OpenAI Chat GPT3 meets Euler’s polyhedron formula. It goes poorly.
The new OpenAI chatbot is fun to mess around with. (You can sign up for a free account here.) But is it smart?
I asked it an easy math question, based on Euler’s polyhedron formula. Euler discovered that the number of edges of a polyhedron is equal to the number of faces plus the number of vertices minus 2: E = F + V – 2. So, for a cube, the number of faces is 6, the number of vertices or corners is 8, and the number of edges is 12, which is 8 + 6 – 2.
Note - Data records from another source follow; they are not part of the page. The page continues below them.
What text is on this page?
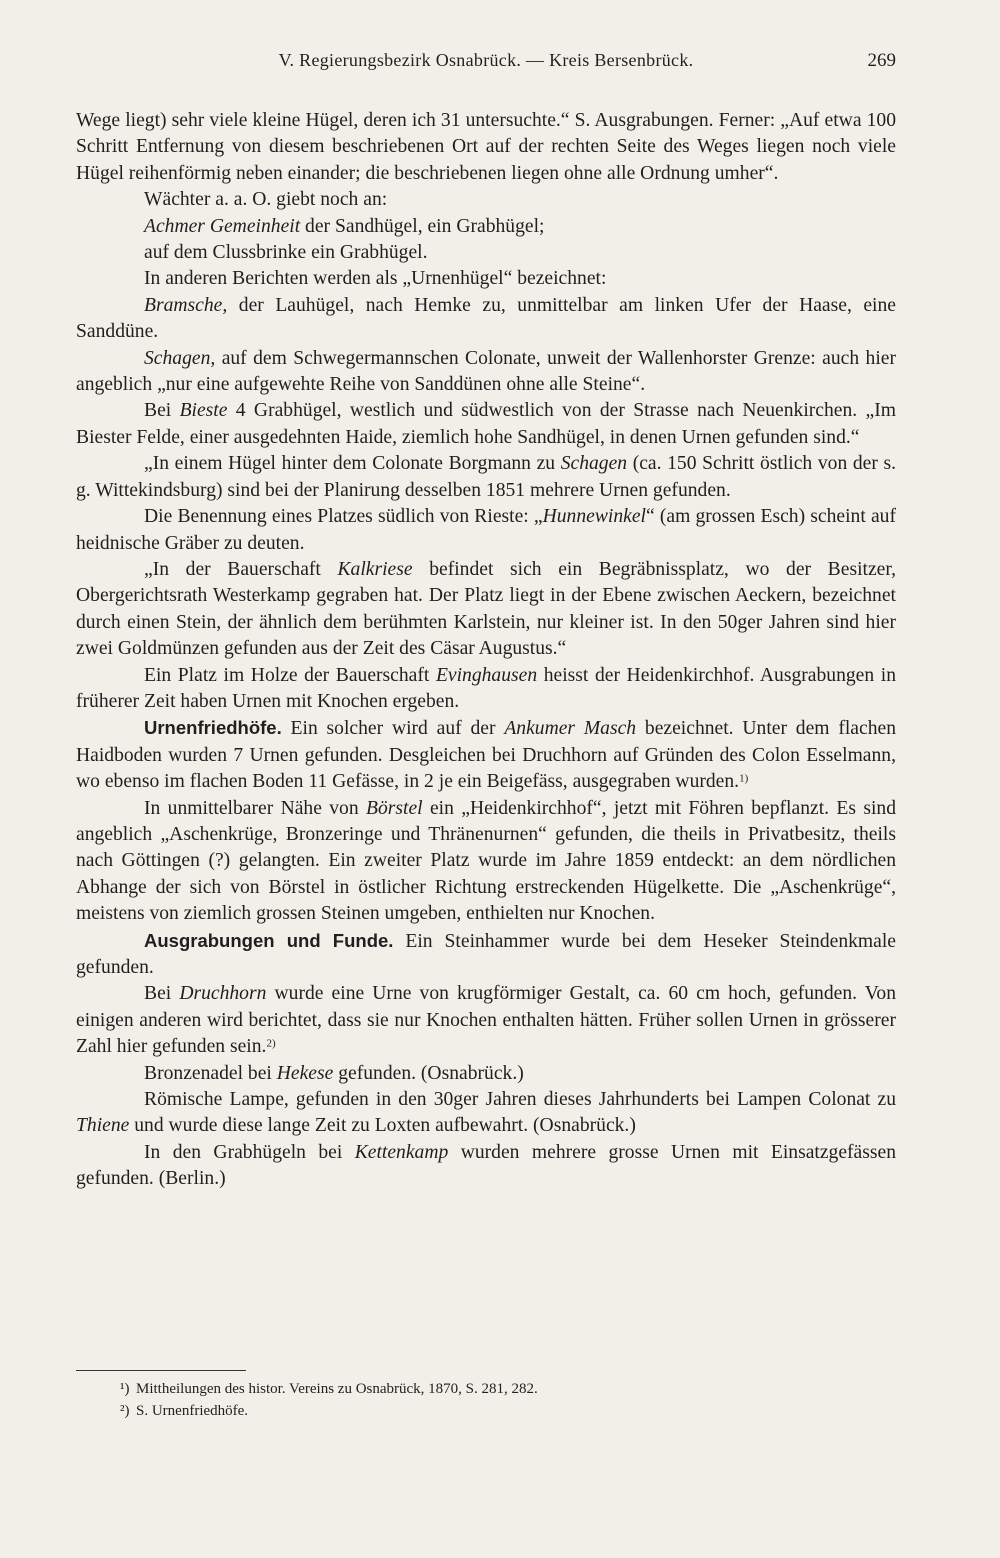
V. Regierungsbezirk Osnabrück. — Kreis Bersenbrück.	269

Wege liegt) sehr viele kleine Hügel, deren ich 31 untersuchte.“ S. Ausgrabungen. Ferner: „Auf etwa 100 Schritt Entfernung von diesem beschriebenen Ort auf der rechten Seite des Weges liegen noch viele Hügel reihenförmig neben einander; die beschriebenen liegen ohne alle Ordnung umher“.

Wächter a. a. O. giebt noch an:

Achmer Gemeinheit der Sandhügel, ein Grabhügel;

auf dem Clussbrinke ein Grabhügel.

In anderen Berichten werden als „Urnenhügel“ bezeichnet:

Bramsche, der Lauhügel, nach Hemke zu, unmittelbar am linken Ufer der Haase, eine Sanddüne.

Schagen, auf dem Schwegermannschen Colonate, unweit der Wallenhorster Grenze: auch hier angeblich „nur eine aufgewehte Reihe von Sanddünen ohne alle Steine“.

Bei Bieste 4 Grabhügel, westlich und südwestlich von der Strasse nach Neuenkirchen. „Im Biester Felde, einer ausgedehnten Haide, ziemlich hohe Sandhügel, in denen Urnen gefunden sind.“

„In einem Hügel hinter dem Colonate Borgmann zu Schagen (ca. 150 Schritt östlich von der s. g. Wittekindsburg) sind bei der Planirung desselben 1851 mehrere Urnen gefunden.

Die Benennung eines Platzes südlich von Rieste: „Hunnewinkel“ (am grossen Esch) scheint auf heidnische Gräber zu deuten.

„In der Bauerschaft Kalkriese befindet sich ein Begräbnissplatz, wo der Besitzer, Obergerichtsrath Westerkamp gegraben hat. Der Platz liegt in der Ebene zwischen Aeckern, bezeichnet durch einen Stein, der ähnlich dem berühmten Karlstein, nur kleiner ist. In den 50ger Jahren sind hier zwei Goldmünzen gefunden aus der Zeit des Cäsar Augustus.“

Ein Platz im Holze der Bauerschaft Evinghausen heisst der Heidenkirchhof. Ausgrabungen in früherer Zeit haben Urnen mit Knochen ergeben.

Urnenfriedhöfe. Ein solcher wird auf der Ankumer Masch bezeichnet. Unter dem flachen Haidboden wurden 7 Urnen gefunden. Desgleichen bei Druchhorn auf Gründen des Colon Esselmann, wo ebenso im flachen Boden 11 Gefässe, in 2 je ein Beigefäss, ausgegraben wurden.$^{1)}$

In unmittelbarer Nähe von Börstel ein „Heidenkirchhof“, jetzt mit Föhren bepflanzt. Es sind angeblich „Aschenkrüge, Bronzeringe und Thränenurnen“ gefunden, die theils in Privatbesitz, theils nach Göttingen (?) gelangten. Ein zweiter Platz wurde im Jahre 1859 entdeckt: an dem nördlichen Abhange der sich von Börstel in östlicher Richtung erstreckenden Hügelkette. Die „Aschenkrüge“, meistens von ziemlich grossen Steinen umgeben, enthielten nur Knochen.

Ausgrabungen und Funde. Ein Steinhammer wurde bei dem Heseker Steindenkmale gefunden.

Bei Druchhorn wurde eine Urne von krugförmiger Gestalt, ca. 60 cm hoch, gefunden. Von einigen anderen wird berichtet, dass sie nur Knochen enthalten hätten. Früher sollen Urnen in grösserer Zahl hier gefunden sein.$^{2)}$

Bronzenadel bei Hekese gefunden. (Osnabrück.)

Römische Lampe, gefunden in den 30ger Jahren dieses Jahrhunderts bei Lampen Colonat zu Thiene und wurde diese lange Zeit zu Loxten aufbewahrt. (Osnabrück.)

In den Grabhügeln bei Kettenkamp wurden mehrere grosse Urnen mit Einsatzgefässen gefunden. (Berlin.)

¹) Mittheilungen des histor. Vereins zu Osnabrück, 1870, S. 281, 282.
²) S. Urnenfriedhöfe.
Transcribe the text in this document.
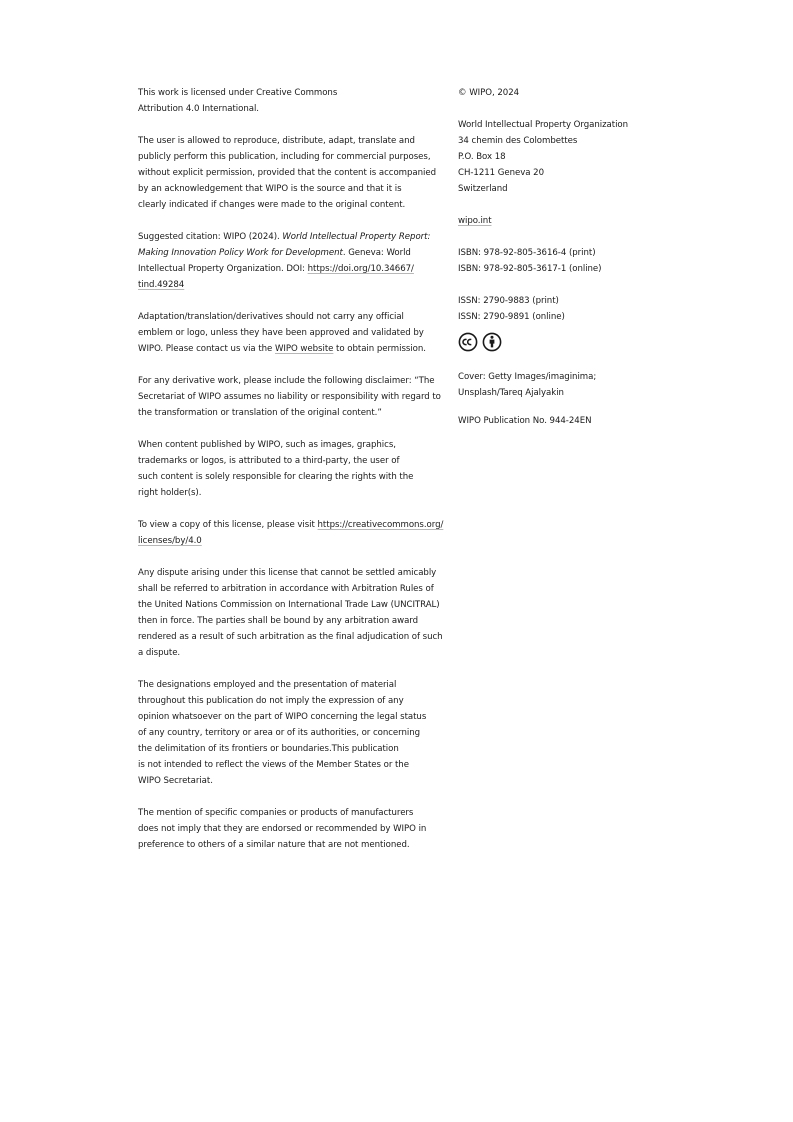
This work is licensed under Creative Commons
Attribution 4.0 International.
The user is allowed to reproduce, distribute, adapt, translate and
publicly perform this publication, including for commercial purposes,
without explicit permission, provided that the content is accompanied
by an acknowledgement that WIPO is the source and that it is
clearly indicated if changes were made to the original content.
Suggested citation: WIPO (2024). World Intellectual Property Report:
Making Innovation Policy Work for Development. Geneva: World
Intellectual Property Organization. DOI: https://doi.org/10.34667/
tind.49284
Adaptation/translation/derivatives should not carry any official
emblem or logo, unless they have been approved and validated by
WIPO. Please contact us via the WIPO website to obtain permission.
For any derivative work, please include the following disclaimer: “The
Secretariat of WIPO assumes no liability or responsibility with regard to
the transformation or translation of the original content.”
When content published by WIPO, such as images, graphics,
trademarks or logos, is attributed to a third-party, the user of
such content is solely responsible for clearing the rights with the
right holder(s).
To view a copy of this license, please visit https://creativecommons.org/
licenses/by/4.0
Any dispute arising under this license that cannot be settled amicably
shall be referred to arbitration in accordance with Arbitration Rules of
the United Nations Commission on International Trade Law (UNCITRAL)
then in force. The parties shall be bound by any arbitration award
rendered as a result of such arbitration as the final adjudication of such
a dispute.
The designations employed and the presentation of material
throughout this publication do not imply the expression of any
opinion whatsoever on the part of WIPO concerning the legal status
of any country, territory or area or of its authorities, or concerning
the delimitation of its frontiers or boundaries.This publication
is not intended to reflect the views of the Member States or the
WIPO Secretariat.
The mention of specific companies or products of manufacturers
does not imply that they are endorsed or recommended by WIPO in
preference to others of a similar nature that are not mentioned.
© WIPO, 2024
World Intellectual Property Organization
34 chemin des Colombettes
P.O. Box 18
CH-1211 Geneva 20
Switzerland
wipo.int
ISBN: 978-92-805-3616-4 (print)
ISBN: 978-92-805-3617-1 (online)
ISSN: 2790-9883 (print)
ISSN: 2790-9891 (online)
Cover: Getty Images/imaginima;
Unsplash/Tareq Ajalyakin
WIPO Publication No. 944-24EN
I asked it the following question:
If a three dimensional polygon has nine sides and nine vertices, how many edges does it have? How do you know?
You can check that the answer is indeed E = 9 + 9 – 2 = 16 by picturing a cube with a pyramid on top and counting the edges, vertices, and faces. Go Euler!
The first time I asked this question, I got back the following (all bold is mine):
A three-dimentional polygon with nine sides and nine vertices is called a nonagon. A nonagon has 12 edges.
To determine the number of edges in a polygon, you can use the formula:
E = V – F + 2
Where E is the number of edges, V is the number of vertices, and F is the number of faces.
In the case of a nonagon, V = 9 and F = 9, so the formula becomes:
E = 9 – 9 + 2 = 2.
Thus, a nonagon has 2 edges.
So, it gave two different wrong answers (12 and 2) without noticing it contradicted itself, and it gave the wrong formula. And because the chatbot has no common sense, it does not realize that it is wacky to think that a polygon with 9 faces and 9 vertices has 2 edges.
Since we’re all human, I decided to give it another chance. Same question, different response:
A three dimensional polygon with nine sides and nine vertices is known as a polyhedron. A polyhedron has a certain number of faces, vertices, and edges. In this case the polyhedron has nine faces, nine vertices, and 18 edges.
To determine the number of edges, we can use Euler’s formula, which states that for a polyhedron with F faces, V vertices, and E edges, the relationship between these three quantities is given by: E = V + F – 2.
Plugging in the values for this particular polyhedron, we get: E = 9 + 9 – 2 = 18.
Hoo boy. At least it found the right formula.
Third try, maybe the charm?
A three-dimensional polygon with nine sides and nine vertices is called a nonagon. A nonagon is a polyhedron, which is a three-dimensional shape with flat faces and straight edges. The number of edges in a polyhedron is equal to the sum of the number of faces and the number of vertices, minus the number of corners.
To find the number of edges in a nonagon, you would use the formula:
E = F + V – C
Where E is the number of edges, F is the number of faces, V is the number of vertices, and C is the number of corners.
In this case, we know that the nonagon has 9 faces, 9 vertices, and 9 corners.
Plugging these values into the formula, we get:
E = 9 + 9 – 9 = 9
So a nonagon has 9 edges.
The good news is that 9 + 9 – 9 does indeed equal 9. The bad news is that corners are the same as vertices, and the formula is just wrong.
The upshot seems clear: all you young Angry Bear readers out there, do not use chatbot to cheat on your math homework.
It almost looks like a “2” got scanned in somewhere as a “C”.